Ci accomodiamo sulle panche in legno – al concerto in chiesa si assiste seduti – e dopo qualche minuto di attesa i Leisure Society prendono il loro posto sul palco. La band di Nick Hemming, già membro dei Telescopes e dei She Talks To Angels (con Shane Meadows, regista di “This is England”), si presenta in trio e non nella formazione a sei, per motivi di logistica, spiegheranno. Chitarra, tastiera ed alle loro spalle un violino. Anche loro, proprio come noi, sono seduti. Per la formazione di Burton on Trent un disco ogni due anni a partire dal 2009 e un rendimento piuttosto stabile: nessun album capolavoro, ma allo stesso tempo nessuno meno che piacevole. Il loro approccio alla musica è divertente e divertito, più che di mestieranti si tratta di veri appassionati ed il loro entusiasmo li spinge a cercare un continuo contatto col pubblico, interrompendo la magia che si crea durante i brani con aneddoti che hanno l’intento di tenere alto l’umore degli astanti. L’allegria arriva però principalmente grazie alla loro musica, mentre i testi sono spesso cupi, crepuscolari. Sembra quasi che ci vogliano far capire che si può star male dentro senza perdere il sorriso. Il concerto, nonostante arrivi in apertura di serata, sarà completo (un’ora abbondante) e non in versione ridotta, come un qualsiasi opening act. Ci sarà spazio per i brani dell’ultimo lavoro, ‘The Fine Art of Hanging On’,  ma anche per un’inaspettata cover, ‘A Little Respect’ del duo synth-pop Erasure. Questo pezzo sarà riconoscibile soltanto grazie alle parole, mentre a livello musicale è quanto di più lontano possa esserci dall’originale.  Attingeranno molto da ‘Alone Aboard The Ark’, opera terza e a nostro avviso la più riuscita della loro carriera, con il successo ‘Fight for Everyone’ che vince la palma di pezzo capace di far muovere il maggior numero di teste dei presenti. Un paio di pezzi saranno eseguiti con l’ausilio di una ragazza, da loro conosciuta a Brighton, che li aiuterà con la sua splendida voce. Prenderà il posto a sedere del violinista, mentre il galante musicista si metterà in piedi. Hemming, per questi due brani, userà il chitarrino, dando un’atmosfera più jangle alla cosa. Infine, dopo aver portato a termine la scaletta regolare, torneranno per un brano che verrà cantato e suonato in piedi sotto il palco, ben lontani dai microfoni. Grande atmosfera ed accenno di brividi sulla schiena, prima che i “fedeli” lascino le panche per una standing ovation.

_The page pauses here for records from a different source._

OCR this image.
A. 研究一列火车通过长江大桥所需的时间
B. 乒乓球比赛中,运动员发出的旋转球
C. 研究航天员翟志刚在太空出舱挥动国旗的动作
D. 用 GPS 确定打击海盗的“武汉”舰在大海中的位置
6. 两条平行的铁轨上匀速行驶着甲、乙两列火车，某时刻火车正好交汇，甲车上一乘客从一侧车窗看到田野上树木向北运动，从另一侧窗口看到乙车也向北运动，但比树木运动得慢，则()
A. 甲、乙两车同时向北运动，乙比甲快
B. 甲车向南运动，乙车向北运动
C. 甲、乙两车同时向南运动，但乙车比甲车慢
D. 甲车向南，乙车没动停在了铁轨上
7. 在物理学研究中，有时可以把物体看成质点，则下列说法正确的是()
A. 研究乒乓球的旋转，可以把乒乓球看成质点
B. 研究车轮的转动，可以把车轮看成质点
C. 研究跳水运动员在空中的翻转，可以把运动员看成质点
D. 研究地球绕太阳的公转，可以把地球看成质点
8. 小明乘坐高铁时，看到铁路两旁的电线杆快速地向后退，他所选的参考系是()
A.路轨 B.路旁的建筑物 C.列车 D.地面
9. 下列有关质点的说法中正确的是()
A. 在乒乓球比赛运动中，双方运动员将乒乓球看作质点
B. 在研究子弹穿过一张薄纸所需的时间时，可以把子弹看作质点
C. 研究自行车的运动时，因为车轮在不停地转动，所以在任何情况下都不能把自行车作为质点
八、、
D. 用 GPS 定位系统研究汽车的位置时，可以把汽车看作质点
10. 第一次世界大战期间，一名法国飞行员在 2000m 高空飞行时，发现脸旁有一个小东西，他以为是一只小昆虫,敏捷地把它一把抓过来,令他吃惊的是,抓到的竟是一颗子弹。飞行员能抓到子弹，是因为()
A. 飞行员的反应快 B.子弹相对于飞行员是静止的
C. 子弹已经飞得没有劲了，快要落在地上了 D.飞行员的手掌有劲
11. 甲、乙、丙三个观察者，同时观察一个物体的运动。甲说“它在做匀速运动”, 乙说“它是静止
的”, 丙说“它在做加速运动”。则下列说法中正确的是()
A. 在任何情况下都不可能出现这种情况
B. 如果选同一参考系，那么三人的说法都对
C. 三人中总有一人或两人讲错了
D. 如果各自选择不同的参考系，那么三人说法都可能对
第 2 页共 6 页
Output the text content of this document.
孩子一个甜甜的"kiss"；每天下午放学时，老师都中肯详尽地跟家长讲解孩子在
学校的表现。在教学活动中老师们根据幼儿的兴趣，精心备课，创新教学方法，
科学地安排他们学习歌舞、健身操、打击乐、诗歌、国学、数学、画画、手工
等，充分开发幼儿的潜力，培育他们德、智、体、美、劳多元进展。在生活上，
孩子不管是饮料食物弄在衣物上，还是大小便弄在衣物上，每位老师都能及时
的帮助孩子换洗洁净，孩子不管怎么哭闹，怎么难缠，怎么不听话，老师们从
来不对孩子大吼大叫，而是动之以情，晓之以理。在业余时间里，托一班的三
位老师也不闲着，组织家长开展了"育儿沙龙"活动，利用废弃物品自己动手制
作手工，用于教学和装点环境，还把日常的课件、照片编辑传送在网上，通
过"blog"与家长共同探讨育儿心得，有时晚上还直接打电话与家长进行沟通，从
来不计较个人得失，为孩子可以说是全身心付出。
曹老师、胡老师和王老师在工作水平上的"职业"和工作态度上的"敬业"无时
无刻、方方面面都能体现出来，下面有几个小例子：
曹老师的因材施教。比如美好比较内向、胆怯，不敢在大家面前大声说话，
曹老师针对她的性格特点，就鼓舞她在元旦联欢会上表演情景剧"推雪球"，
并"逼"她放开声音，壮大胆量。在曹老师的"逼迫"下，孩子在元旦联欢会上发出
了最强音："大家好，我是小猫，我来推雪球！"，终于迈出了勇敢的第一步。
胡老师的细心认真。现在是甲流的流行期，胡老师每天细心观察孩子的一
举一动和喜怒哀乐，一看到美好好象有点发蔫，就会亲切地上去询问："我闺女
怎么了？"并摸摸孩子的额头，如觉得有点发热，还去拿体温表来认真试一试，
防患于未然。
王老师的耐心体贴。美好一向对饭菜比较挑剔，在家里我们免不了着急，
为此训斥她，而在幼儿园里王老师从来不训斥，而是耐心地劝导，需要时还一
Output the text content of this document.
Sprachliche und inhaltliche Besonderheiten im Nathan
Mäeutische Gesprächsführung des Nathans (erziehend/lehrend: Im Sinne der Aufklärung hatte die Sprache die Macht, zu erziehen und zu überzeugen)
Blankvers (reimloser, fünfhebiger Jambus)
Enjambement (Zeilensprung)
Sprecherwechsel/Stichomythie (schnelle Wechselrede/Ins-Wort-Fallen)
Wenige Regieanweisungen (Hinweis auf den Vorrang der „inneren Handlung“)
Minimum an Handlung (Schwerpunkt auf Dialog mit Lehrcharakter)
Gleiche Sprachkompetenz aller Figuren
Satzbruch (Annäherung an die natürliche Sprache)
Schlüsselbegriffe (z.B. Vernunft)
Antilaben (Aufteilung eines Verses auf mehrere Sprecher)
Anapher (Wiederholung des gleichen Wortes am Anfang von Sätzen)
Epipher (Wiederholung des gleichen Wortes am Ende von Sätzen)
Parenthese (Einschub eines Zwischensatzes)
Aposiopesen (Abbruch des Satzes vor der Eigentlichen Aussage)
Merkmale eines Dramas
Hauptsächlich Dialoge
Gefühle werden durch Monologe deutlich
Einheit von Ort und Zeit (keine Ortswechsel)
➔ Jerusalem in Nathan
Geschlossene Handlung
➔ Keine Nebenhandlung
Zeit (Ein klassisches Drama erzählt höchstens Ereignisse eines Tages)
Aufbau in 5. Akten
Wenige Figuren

Al termine del live ci prenderemo una pausa, uscendo all’esterno a prendere una boccata di nicotina. Il freddo ci ricaccerà dentro ben presto, dove troveremo i Leisure Society intenti a firmare dischi e accerchiati dal calore dei loro fan. Qualche minuto ancora ed ecco salire sul palco l’olandese, ora residente in Belgio, Chantal Acda. È bionda e alta più di quanto potessimo immaginare, e anche più del 90% degli uomini italiani. Imbraccia la chitarra e canta, mentre gli altri tre membri che la accompagnano si occupano di suonare basso, tastiera (o seconda chitarra) e batteria. L’atmosfera che si crea è rispettosa della chiesa, ma il suo cantautorato glaciale che scorre lungo le composizioni minimali non ci conquista, anzi col passare del tempo finisce per annoiarci. Tra le sue collaborazioni ci sono quelle con Gyda Valtysdottir dei Mùm e Nils Frahm. Dopo aver lavorato per quattro anni al progetto Sleepingdog che coniugava cantautorato e atmosfere ambient, Acda si è messa al lavoro su un proprio album solista e proprio da lì è nato l’esordio, ‘Let Your Hands Be My Guide’. Il live è incentrato, sul disco d’esordio, con ‘My Night’ e ‘Own Time’ come pezzi più apprezzati dal pubblico, ma anche sul sophomore ‘The Sparkle in Our Flaws’ che segue lo stesso canovaccio del suo predecessore. Tra i molti applausi dei presenti ci sono anche quelli di un suo conoscente olandese, che Chantal riconosce e mette al centro di un siparietto. Dice di essere felice di avere finalmente qualcuno con cui parlare olandese, tradendo un pizzico di nostalgia di casa. La stessa che ci prende a noi, che lasciamo la chiesa non appena la band si allontana dal palco.